Чехонин, подойдя к колодцу, трижды нажал на кнопку, оповещая своего сменщика о прибытии, а потом, скинув прямо на снег небольшую заплечную котомку, принялся орудовать рычагом домкрата, приподнимающего крышку. Конечно, при необходимости проделать эту операцию можно было и с помощью мощных электромоторов, причем, как снаружи, так и изнутри, но, во-первых, по указанию начальства, а, во-вторых, по фронтовой еще привычке, Часовщик предпочитал беречь механизмы. У любого из них ограниченный ресурс, а человек — что ж, отдохнет и снова готов к применению…
В мрачной бездне открывшегося колодца, у самого его края, дальше не позволяла кромешная темнота, виднелись грубоватые металлические скобы, вмурованные прямо в бетон и служащие лестницей.
В глубине мелькнул слабый свет, и невнятный, неузнаваемый голосок выкрикнул:
— Ты что ли, Часовщик? Что у нас там сегодня?
— Ганновер, — сложив руки рупором и склонившись над краем колодца, ответил Чехонин.
Город Победы, в котором была поставлена последняя точка в войне с германцами, в качестве пароля употреблялся редко, но сегодня выпал именно он.
— Тогда слазь потихоньку, — пригласил Часовщика голос снизу.
— А то без тебя не знаю, лезть мне или туточки подождать, — проворчал себе под нос Чехонин, начиная спуск.
Через пару десятков метров колодец окончился небольшой, овальной комнаткой с невысоким потолком. В углу стоял, дожидаясь сменщика, в чем-то похожий на Чехонина человечек, такой же невысокий, сухонький, в лагерном бушлате и казенных штанах.
После почти нулевой, весенней температуры на поверхности, колодец обжигал морозцем, и Часовщик невольно поежился.
— Держи хомут, — протянул ему коробку полевого телефона сменщик.
Они так называли не только сам телефон, но и обязательную к нему небольшую по размерам катушку провода, подвешиваемую на спину.
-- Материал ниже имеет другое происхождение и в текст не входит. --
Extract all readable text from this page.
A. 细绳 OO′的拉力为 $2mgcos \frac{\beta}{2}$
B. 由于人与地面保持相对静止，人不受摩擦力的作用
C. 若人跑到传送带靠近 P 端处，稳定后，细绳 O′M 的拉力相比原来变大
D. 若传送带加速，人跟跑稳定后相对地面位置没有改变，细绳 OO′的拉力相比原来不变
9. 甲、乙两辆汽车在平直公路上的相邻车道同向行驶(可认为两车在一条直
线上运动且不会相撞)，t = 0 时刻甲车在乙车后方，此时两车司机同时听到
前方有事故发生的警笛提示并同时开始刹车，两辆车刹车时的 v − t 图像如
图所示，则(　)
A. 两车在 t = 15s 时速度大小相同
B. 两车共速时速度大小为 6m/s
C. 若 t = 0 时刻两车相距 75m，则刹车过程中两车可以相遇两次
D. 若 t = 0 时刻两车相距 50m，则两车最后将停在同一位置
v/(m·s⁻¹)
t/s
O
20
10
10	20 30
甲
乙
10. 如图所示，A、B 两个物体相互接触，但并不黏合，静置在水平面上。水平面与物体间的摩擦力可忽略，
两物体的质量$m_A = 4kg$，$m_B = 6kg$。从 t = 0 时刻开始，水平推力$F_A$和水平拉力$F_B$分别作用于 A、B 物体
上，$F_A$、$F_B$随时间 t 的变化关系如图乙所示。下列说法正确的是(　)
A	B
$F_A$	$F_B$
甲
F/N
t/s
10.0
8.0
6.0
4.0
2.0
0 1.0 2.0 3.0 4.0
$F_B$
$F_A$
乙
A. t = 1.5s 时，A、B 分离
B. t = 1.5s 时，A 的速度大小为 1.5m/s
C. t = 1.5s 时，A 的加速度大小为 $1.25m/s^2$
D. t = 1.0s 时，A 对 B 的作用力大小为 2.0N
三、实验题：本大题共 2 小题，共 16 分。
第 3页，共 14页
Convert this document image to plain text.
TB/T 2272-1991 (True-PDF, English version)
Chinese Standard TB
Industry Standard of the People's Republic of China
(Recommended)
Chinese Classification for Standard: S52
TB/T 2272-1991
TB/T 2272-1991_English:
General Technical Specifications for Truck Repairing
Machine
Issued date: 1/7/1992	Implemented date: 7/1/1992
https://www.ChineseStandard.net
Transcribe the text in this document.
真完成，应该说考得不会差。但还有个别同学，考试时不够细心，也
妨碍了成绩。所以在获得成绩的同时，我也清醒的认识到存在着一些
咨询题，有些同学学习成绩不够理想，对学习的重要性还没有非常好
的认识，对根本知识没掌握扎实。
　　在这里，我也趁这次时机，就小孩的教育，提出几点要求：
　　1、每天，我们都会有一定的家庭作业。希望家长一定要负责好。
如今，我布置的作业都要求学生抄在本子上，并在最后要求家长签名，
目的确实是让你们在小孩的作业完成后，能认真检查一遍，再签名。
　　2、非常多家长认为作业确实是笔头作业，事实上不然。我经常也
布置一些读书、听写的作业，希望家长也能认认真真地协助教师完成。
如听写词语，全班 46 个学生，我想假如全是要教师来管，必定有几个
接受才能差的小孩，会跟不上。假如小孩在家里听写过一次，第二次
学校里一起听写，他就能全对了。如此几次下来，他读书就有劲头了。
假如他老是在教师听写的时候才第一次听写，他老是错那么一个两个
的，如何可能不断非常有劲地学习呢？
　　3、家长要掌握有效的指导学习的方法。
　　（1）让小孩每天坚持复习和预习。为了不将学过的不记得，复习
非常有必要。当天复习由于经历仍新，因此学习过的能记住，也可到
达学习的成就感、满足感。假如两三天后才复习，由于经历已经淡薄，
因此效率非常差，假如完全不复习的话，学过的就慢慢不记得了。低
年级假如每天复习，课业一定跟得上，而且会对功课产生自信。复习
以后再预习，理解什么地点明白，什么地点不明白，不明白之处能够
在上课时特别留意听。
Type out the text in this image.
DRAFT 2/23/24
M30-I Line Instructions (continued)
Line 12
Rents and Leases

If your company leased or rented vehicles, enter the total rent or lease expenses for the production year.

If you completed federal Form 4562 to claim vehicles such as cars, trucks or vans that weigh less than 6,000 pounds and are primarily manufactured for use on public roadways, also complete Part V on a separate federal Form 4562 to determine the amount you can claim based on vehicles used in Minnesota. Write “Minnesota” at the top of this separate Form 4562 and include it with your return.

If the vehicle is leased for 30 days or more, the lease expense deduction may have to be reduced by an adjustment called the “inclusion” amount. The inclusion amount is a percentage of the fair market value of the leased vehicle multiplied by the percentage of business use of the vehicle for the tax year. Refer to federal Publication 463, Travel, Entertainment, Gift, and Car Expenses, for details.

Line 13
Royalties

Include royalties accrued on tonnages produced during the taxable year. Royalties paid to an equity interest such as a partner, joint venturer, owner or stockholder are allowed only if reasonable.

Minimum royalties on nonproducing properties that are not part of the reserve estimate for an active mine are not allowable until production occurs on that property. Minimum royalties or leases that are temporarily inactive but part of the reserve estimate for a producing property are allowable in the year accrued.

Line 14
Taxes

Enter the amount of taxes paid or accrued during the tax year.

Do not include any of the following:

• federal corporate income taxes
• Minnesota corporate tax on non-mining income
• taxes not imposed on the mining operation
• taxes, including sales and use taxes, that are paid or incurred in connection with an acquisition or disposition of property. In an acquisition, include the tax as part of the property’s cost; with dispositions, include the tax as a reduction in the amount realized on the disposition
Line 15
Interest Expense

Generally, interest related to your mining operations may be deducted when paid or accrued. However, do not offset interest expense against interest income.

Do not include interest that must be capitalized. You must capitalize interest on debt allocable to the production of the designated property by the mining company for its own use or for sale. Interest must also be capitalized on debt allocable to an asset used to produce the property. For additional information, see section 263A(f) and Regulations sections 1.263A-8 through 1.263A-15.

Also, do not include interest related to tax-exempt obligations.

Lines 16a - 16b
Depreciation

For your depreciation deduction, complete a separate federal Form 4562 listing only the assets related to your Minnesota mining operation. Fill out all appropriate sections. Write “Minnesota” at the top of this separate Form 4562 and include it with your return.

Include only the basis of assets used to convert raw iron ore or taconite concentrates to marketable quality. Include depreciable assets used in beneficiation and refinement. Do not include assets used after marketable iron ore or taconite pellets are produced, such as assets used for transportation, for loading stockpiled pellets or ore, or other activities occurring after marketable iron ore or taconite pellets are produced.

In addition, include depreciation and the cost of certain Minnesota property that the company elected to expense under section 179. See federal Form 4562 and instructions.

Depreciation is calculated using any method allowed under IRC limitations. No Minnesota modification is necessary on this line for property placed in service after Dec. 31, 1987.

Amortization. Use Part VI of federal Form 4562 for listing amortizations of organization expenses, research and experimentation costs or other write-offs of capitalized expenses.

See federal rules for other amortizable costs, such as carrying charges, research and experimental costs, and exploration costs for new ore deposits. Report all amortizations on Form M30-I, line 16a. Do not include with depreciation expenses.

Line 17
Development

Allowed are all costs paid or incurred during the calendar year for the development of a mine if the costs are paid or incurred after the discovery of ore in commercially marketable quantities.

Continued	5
Без трубки дежурному запрещалось передвигаться по тоннелю. А куда вел провод, уходящий в пробитое в стене дежурки отверстие, никто не знал. Иной раз на пост звонили какие-то люди, требуя уточнить показания многочисленных приборов, развешанных по стенам тоннеля, иной раз — кто-то из лагерного начальства осведомлялся, все ли в порядке на объекте. Чехонину казалось, что в один прекрасный момент, сняв трубку и представившись по установленной форме, он услышит глубокий старческий голосок с неистребимым акцентом, выговаривающий: "Ну, здравствуйте, гражданин. Как обстоят дела? Все ли нормально?"
— Дежурство сдал, дежурство принял, — хмыкнул Часовщик, прилаживая на спину катушку. — Давай фонарь и ступай с Богом…
Фонарик, которым пользовались дежурные, был еще одной "загадкой природы". Маленький, помещающийся в ладони, он давал отличный яркий свет, не требовал батарей и, казалось, был под завязку наполнен энергией. Его можно было оставлять включенным на сутки-двое, и он на исходе такой неформальной проверки по-прежнему светил ярко и стабильно. Всегда интересовавшийся новинками техники Чехонин давно хотел переговорить с "кумом" насчет этого "чуда", да как-то не получалось.
Выставив маленьким реостатом мощность фонарика на максимум, Часовщик подсветил снизу скобы, по которым уже начал карабкаться сменщик. Хотя бы и чуток, но с подсветкой снизу веселее было ползти вверх — к дневному свету. Дождавшись, пока не захлопнется наглухо крышка колодца, отрезающая его от всего мира на целые сутки, Чехонин отправился по холодному заполненному естественной, первородной тьмой тоннелю в дежурку.